In the code below, the LastEvaluatedKey value is passed to the Scan method via the ExclusiveStartKey parameter.

  while 'LastEvaluatedKey' in response:
    response = table.scan(
        FilterExpression=fe,
        ExpressionAttributeValues=eav,
        Limit=pageSize,
        ExclusiveStartKey=response['LastEvaluatedKey'],
        ProjectionExpression='bytessent')
    for i in response['Items']:
        totalbytessent += i['bytessent']

Until the last records are returned, the LastEvaluatedKey parameter value is no longer part of the feedback, meaning the scan is over.

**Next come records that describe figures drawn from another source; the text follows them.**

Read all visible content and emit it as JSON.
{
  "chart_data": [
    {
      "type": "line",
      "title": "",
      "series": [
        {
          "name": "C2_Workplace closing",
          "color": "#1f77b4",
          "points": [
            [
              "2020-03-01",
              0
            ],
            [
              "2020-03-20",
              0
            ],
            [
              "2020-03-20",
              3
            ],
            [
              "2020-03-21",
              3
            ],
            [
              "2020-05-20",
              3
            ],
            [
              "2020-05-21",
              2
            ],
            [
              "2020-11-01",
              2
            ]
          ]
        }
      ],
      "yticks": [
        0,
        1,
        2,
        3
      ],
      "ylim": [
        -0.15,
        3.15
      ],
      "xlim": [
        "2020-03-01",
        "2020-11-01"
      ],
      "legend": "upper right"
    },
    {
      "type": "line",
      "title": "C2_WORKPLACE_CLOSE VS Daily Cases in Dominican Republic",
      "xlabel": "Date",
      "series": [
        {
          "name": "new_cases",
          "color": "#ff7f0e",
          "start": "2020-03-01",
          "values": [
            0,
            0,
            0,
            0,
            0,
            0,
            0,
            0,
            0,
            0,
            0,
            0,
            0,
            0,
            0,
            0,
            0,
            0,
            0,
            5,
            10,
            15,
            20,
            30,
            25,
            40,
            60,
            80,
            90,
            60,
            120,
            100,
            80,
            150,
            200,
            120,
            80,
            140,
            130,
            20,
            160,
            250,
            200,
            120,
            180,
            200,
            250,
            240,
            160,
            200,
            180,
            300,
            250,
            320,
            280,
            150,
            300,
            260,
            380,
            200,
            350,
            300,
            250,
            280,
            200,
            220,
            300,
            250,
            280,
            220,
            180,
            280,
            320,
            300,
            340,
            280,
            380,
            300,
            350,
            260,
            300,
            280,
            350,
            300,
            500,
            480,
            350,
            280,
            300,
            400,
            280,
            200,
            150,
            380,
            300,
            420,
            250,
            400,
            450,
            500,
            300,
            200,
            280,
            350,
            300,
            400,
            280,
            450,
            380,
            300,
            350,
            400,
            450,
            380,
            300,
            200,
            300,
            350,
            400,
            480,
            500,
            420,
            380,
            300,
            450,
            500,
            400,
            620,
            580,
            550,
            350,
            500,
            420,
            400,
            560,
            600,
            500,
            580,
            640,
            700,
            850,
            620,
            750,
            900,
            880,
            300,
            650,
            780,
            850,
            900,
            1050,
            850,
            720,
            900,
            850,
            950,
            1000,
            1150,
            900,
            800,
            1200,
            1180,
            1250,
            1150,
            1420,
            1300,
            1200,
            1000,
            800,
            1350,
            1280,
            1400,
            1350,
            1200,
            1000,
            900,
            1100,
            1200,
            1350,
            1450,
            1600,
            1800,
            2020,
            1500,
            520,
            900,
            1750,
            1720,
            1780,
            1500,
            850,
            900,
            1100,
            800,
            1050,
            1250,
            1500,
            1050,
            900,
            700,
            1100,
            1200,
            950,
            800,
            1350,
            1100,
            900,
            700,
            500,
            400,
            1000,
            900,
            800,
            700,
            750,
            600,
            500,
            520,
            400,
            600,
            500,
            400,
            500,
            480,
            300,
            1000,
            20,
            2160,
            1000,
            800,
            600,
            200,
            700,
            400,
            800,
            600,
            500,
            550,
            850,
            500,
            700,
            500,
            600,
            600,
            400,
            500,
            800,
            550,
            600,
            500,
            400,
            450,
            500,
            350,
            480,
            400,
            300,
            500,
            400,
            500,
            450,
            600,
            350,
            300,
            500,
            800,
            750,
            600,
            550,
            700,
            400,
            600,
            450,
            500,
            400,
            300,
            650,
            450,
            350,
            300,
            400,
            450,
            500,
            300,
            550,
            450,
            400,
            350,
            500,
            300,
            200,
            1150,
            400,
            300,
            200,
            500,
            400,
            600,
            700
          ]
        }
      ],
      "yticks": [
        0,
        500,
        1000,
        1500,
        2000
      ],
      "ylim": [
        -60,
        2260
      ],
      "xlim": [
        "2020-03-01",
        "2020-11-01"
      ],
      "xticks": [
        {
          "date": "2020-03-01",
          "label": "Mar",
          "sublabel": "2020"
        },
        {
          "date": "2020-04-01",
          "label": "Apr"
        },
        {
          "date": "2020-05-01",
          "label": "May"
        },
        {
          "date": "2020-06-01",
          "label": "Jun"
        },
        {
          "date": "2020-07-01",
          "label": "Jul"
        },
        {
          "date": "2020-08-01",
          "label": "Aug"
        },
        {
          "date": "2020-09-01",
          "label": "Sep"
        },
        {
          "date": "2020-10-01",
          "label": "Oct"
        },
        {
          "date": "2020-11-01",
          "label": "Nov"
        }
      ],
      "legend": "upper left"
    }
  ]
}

Now let’s execute the code below

python scan_logfile_simple.py logfile_scan

Where the table name is logfile_scan The output is similar to the following:

Scanning 1 million rows of table logfile_scan to get the total of bytes sent
Total bytessent 6054250 in 16.325594425201416 seconds

Save completion times with Sequential Scan. Then we move on to the next step.

Sequential and Parrallel Tables Scans

  1. Practice Parallel Scan
  • To perform a Parallel Scan, each application handler must issue its Scan request with the following parameters:

  • Segment: Each segment is scanned by a specific application handler so each Segment should have a different representation value

  • TotalSegments: the Total number of segments in the parallel scan. This value should be equal to the number of handlers the application will use.

The content of the code that performs parallel scanning is in the file scan_logfile_parallel.py

  fe = "responsecode <> :f"
  eav = {":f": 200}
  response = table.scan(
    FilterExpression=fe,
    ExpressionAttributeValues=eav,
    Limit=pageSize,
    TotalSegments=totalsegments,
    Segment=threadsegment,
    ProjectionExpression='bytessent'
    )

After the first scan, the scan continues until the LastEvaluatedKey parameter value equals null.

  while 'LastEvaluatedKey' in response:
    response = table.scan(
        FilterExpression=fe,
        ExpressionAttributeValues=eav,
        Limit=pageSize,
        TotalSegments=totalsegments,
        Segment=threadsegment,
        ExclusiveStartKey=response['LastEvaluatedKey'],
        ProjectionExpression='bytessent')
    for i in response['Items']:
        totalbytessent += i['bytessent']

Execute the script to start the Parallel Scan execution

python scan_logfile_parallel.py logfile_scan 2

Where the table name is logfile_scan, the number of threads or handlers is 2.

The result after the scan command is that the parallel scan time is much shorter than the sequential scan. The difference can be even bigger if the data table contains a larger number of items.

Scanning 1 million rows of the `logfile_scan` table to get the total of bytes sent

Total bytessent 6054250 in 8.544446229934692 seconds

Sequential and Parrallel Tables Scans

Conclusion

  • In this exercise, we have learned and used two DynamoDB table scan methods: Sequential and Parallel, to read items from a table or GSI index table.

  • The Scan operation is an operation that consumes a large number of space resources, so it should be avoided.

  • It only makes sense when you perform a scan of a small table or the Scan operation is unavoidable (such as batch extraction of data).

However, as a general rule you should design your applications to avoid doing scans.